An explorative randomized placebo-controlled pilot study in 12 healthy male
volunteers.

The study takes place at the research unit of the intensive care department of
the Radboud University Medical Center, Nijmegen. The duration of the study
period for each individual subject will be three weeks. Volunteers will be
recruited and are subjected to a medical examination (including interview,
medical history and physical examination). After medical approval and informed
consent subjects will be randomly allocated to the LPS group (n=8) or to the
placebo group (n=4).

On first challenge day, all subjects will be challenged with a bolus LPS of
2ng/kg (n=8) or a placebo solution (n=4). On second challenge day, only the LPS
group (n=8) will be subjected to a second LPS challenge to determine the extent
of in vivo endotoxin tolerance.

To characterize the hematopoietic stem and progenitor cells, subjects will
undergo a bone marrow examination three times; one week before (baseline), 4
hours after, and 7 days after the first challenge. Furthermore, blood will be
withdrawn and sputum (containing alveolar macrophages) will be collected. In
addition, deuterium glucose will be used to label mitotic cells to track
downstream inflammatory leukocytes.

This study investigates the effects of experimental endotoxemia on the systemic
inflammatory response and endotoxin tolerance in different compartments of the
human body (bone marrow, blood, and lungs). As such, LPS will be used as a
challenge agent to induce systemic inflammation. No investigational
(medication) treatment is given.

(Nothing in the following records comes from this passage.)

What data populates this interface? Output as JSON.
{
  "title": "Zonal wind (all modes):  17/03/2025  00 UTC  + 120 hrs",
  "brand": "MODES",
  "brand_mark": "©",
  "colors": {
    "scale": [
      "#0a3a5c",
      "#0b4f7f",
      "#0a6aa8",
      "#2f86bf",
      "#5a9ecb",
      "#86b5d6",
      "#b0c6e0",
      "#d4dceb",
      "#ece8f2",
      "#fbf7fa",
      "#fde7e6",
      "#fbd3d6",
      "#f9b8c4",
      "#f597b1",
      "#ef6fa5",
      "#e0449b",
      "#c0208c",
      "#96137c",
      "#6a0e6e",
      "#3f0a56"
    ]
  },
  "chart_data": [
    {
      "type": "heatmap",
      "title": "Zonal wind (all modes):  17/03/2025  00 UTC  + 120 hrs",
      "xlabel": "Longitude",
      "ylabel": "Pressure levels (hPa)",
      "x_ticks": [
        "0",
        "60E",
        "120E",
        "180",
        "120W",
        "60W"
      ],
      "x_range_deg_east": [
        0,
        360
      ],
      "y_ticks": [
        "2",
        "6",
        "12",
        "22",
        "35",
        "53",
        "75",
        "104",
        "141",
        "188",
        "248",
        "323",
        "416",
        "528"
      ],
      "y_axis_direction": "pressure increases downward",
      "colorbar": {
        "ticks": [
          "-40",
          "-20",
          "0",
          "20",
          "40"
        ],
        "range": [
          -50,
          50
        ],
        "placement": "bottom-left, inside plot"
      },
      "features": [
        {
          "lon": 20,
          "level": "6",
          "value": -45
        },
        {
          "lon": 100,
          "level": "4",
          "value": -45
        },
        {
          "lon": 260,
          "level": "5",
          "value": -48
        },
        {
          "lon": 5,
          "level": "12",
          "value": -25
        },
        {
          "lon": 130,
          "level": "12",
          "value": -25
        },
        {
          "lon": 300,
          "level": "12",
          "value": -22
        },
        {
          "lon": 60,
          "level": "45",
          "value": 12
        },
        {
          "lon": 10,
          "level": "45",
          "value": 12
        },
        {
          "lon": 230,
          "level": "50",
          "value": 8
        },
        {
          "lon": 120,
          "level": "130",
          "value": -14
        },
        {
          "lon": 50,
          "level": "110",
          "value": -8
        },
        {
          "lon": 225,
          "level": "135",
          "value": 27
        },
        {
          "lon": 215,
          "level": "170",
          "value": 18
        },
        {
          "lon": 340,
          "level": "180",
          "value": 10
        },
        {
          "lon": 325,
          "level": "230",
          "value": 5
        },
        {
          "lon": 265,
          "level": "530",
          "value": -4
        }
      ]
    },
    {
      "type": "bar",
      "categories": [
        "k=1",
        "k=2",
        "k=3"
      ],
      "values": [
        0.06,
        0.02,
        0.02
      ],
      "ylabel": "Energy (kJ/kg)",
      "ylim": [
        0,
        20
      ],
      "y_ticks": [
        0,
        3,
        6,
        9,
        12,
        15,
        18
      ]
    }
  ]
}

The eight subjects in the LPS group will be
challenged with LPS twice, on day 8 and day 15. The four subjects in the
placebo group will receive a placebo challenge on day 8 and they won*t be
challenged on day 15. There is no need for a blinded procedure as the effects
of LPS injection will be profound.

Subjects will visit the research unit a total of 6 times; for screening, first
labeling day, first bone marrow examination, second labeling day, first
challenge day, and second challenge day. Volunteers will be recruited and are
subjected to a medical examination (including interview, medical history and
physical examination). The administration of a lipopolysaccharide induces
flu-like symptoms for approximately 3-4 hrs. This model of systemic
inflammation has been applied for more than 10 years in our department and
thousands of subjects worldwide have participated in endotoxemia trials. During
the LPS challenge, subjects will be under constant supervision of an
experienced physician with continuous monitoring of blood pressure and heart
rate. The endotoxemia protocol and associated risks are identical to earlier
endotoxemia studies performed in our institute. Bone marrow examinations will
be performed by a highly experienced physician assistant of the hematology
department. The bone marrow examinations in a previous study were very well
tolerated by the subjects. A maximum of 500 ml blood will be drawn during the
study, which is comparable to previous studies and never resulted in adverse
events. The labeling of leukocytes is safe, non-invasive, and the group of
prof. Koenderman is very experienced in using this technique. The subjects will
not benefit directly from participation to the study. This study will yield a
comprehensive insight into inflammatory signaling in the bone marrow and will
thereby improve our understanding of systemic inflammation, endotoxin
tolerance, and sepsis, possibly revealing new therapeutic targets to improve
sepsis outcome. The risks to the subjects in this study is classified as a
*negligible risk* (low risk on minor harms). A subject fee is provided.